Sampai datangnya KRI Ki Hajar Dewantara pada tahun 1981, dia merupakan satu-satunya kapal latih yang digunakan untuk mendidik dan menggembleng remaja calon perwira, terutama untuk mematangkan mental dan kekuatan fisiknya, sehingga menjadi pelaut yang tangguh, trampil, dan trengginas.

Kapal ini mulai dibuat di galangan kapal H.C. Stülcken und Sohn, Hamburg, Jerman Barat, pada tahun 1952.[2] Dia diluncurkan pada tanggal 24 Januari 1953 dan dibawa ke Tanah Air oleh para pelaut Indonesia sendiri pada bulan Juli tahun itu.

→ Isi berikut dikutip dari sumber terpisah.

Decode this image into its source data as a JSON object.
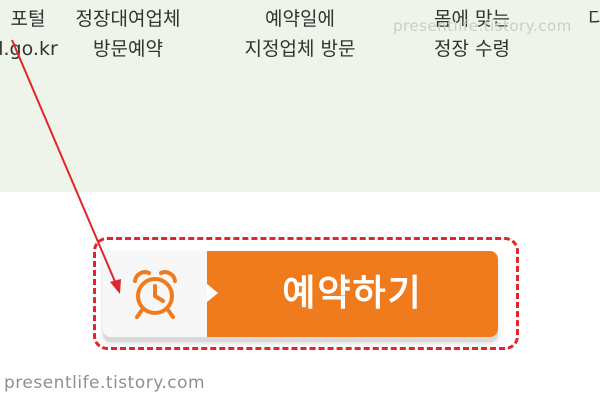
{
  "steps": [
    {
      "line1": "포털",
      "line2": "l.go.kr"
    },
    {
      "line1": "정장대여업체",
      "line2": "방문예약"
    },
    {
      "line1": "예약일에",
      "line2": "지정업체 방문"
    },
    {
      "line1": "몸에 맞는",
      "line2": "정장 수령"
    },
    {
      "line1": "다",
      "line2": ""
    }
  ],
  "watermark": {
    "top": "presentlife.tistory.com",
    "bottom": "presentlife.tistory.com"
  },
  "reserve_button": {
    "label": "예약하기",
    "icon": "alarm-clock-icon"
  },
  "annotation": {
    "arrow_icon": "arrow-icon",
    "highlight_style": "dashed-border"
  },
  "colors": {
    "band_background": "#eef4ea",
    "button_orange": "#f07b1c",
    "icon_panel": "#f7f7f7",
    "annotation_red": "#e0262b",
    "step_text": "#333333",
    "watermark_bottom": "#8f8f8f"
  }
}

Sejak itu, kapal jangkung ini dimanfaatkan sebagai sarana pelatihan kadet oleh Institut Angkatan Laut (IAL) yang didirikan pada tanggal 10 September 1951. Nama IAL diubah menjadi Akademi AL (AAL) pada tahun 1956. AAL bergabung dalam Akademi Angkatan Bersenjata Republik Indonesia AkABRI, sewaktu sekolah yang terakhir ini didirikan pada tahun 1966.


(1)  Kapal Muhibah Duta Bangsa

BANYAK LAMAN (website) asing menulis bahwa “The Déwåruci also serves as a goodwill ambassador for the country of Indonesia tothe rest of the world.”[3] {KRI Déwåruci juga bertugas sebagai duta besar muhibah Negara Kesatuan Republik Indonesia (NKRI) di berbagai belahan dunia.}

Demikianlah, dalam usianya yang ke-34, dia telah melakukan 16 pelayaran muhibah ke luar negeri, termasuk ke New York, Amerika Serikat; dan Vancouver, British Columbia, Canada, pada tahun 1986, ini, dan juga telah puluhan kali mengadakan pelayaran pelatihan di dalam negeri.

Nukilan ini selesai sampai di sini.